Губы разомкнулись, головы отвернулись друг от друга, глаза обратились на движение пузатых картинок. Эрик, впрочем, ничего не видел, волны взбаламученной крови застилали зрение.
Ах, какие у нее губы, какой нежный стан, какие упругие груди… Где там помятым, залапанным мими-зизи-нанашкам! Век бы ее ласкать, век бы ею обладать!
Вот явиться к ее родителям и сделать предложение!
И тут же им овладело привычное уныние. Явиться-то он явится, но ведь совсем даже не факт, что его предложение будет благосклонно принято. Что с того, что они с Лелей любят друг друга! То и дело, там и сям, и от старых, и от молодых можно слышать обветшалые, но все еще вполне жизнестойкие рассуждения о том, что любовь – это одно, а жизнь – другое, что от браков по любви нет никакого толку, что они скоро разрушаются и делают мужа и жену несчастными, в то время как разумный и трезвый расчет способен обеспечить надежную и взаимовыгодную семейную жизнь. Нет, Лелю ему не отдадут. И его родители будут против…

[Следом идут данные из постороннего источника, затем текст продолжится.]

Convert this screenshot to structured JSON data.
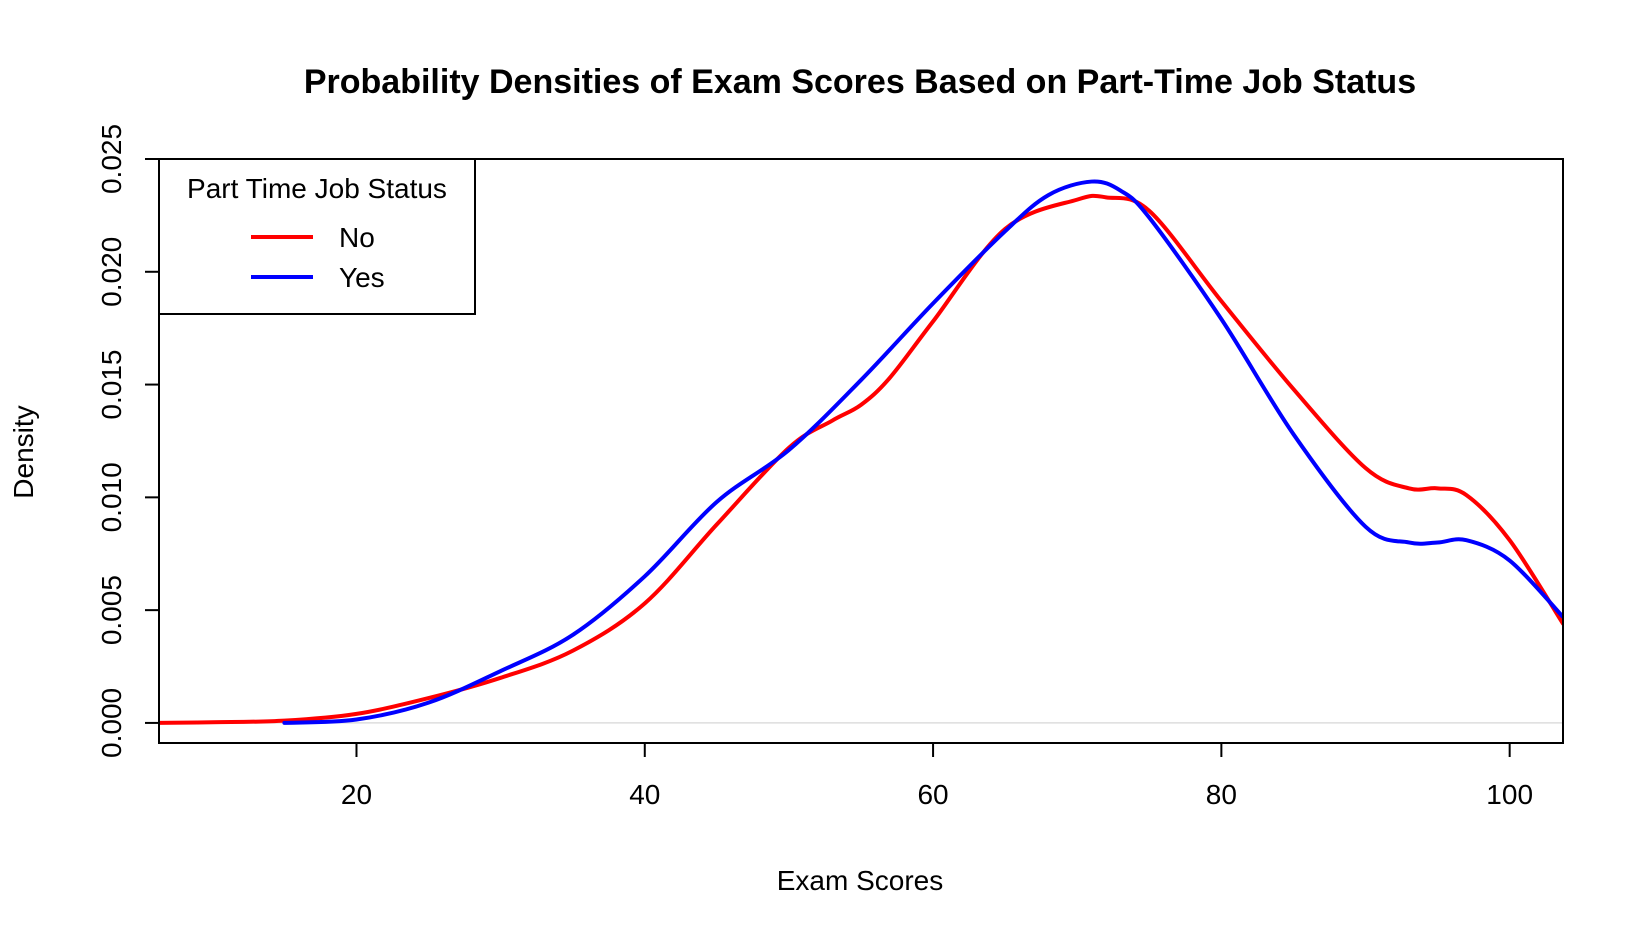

И Эрик Пистолькорс погрузился в пучину уныния оттого, что счастье для него невозможно, что другому достанется прелесть и очарование Лелиной юности, сладость ее губ, упругость ее грудей, что другой сорвет цветок ее, с позволения сказать, невинности…
– Эрик, вы любите стихи? – спросила вдруг Леля.
– Чего-с? – печально выдавил он, вырываясь из плена своих тяжких размышлений. – Ах, стихи! Пушкина… конечно!
До чего кстати Пушкин пришел на ум, до чего кстати!
– И я очень люблю стихи, – прошептала она. – Хотите, прочитаю одно?
И, не дожидаясь ответа (видимо, понимая, что слово «нет» прозвучать никак не может!), заговорила очень тихо, почти шепотом, но как-то так, что каждое слово проникало в сердце Эрика:
Я не могу забыть то чудное мгновенье,
Когда впервые я увиделась с тобой!
В тебе мои мечты, надежды, вдохновенье,
Отныне жизнь моя наполнена тобой!
В тебе, мой друг, еще сильно стесненье,
Условности не можешь позабыть,
Но лик твой выдает твое смятенье,
И сердцу твоему уж хочется любить!
И я люблю тебя! Я так тебя согрею!
В объятиях моих ты сразу оживешь.
Ты сжалишься тогда над нежностью моею
И больше, может быть, меня не оттолкнешь!
Эрику показалось немного странным, что Пушкин написал сие стихотворение от имени дамы. А может, это вовсе никакой не Пушкин?
– И кто автор сих чудных строк? – вежливо осведомился он и так и вздрогнул, услышав ответ:
– Это мои стихи!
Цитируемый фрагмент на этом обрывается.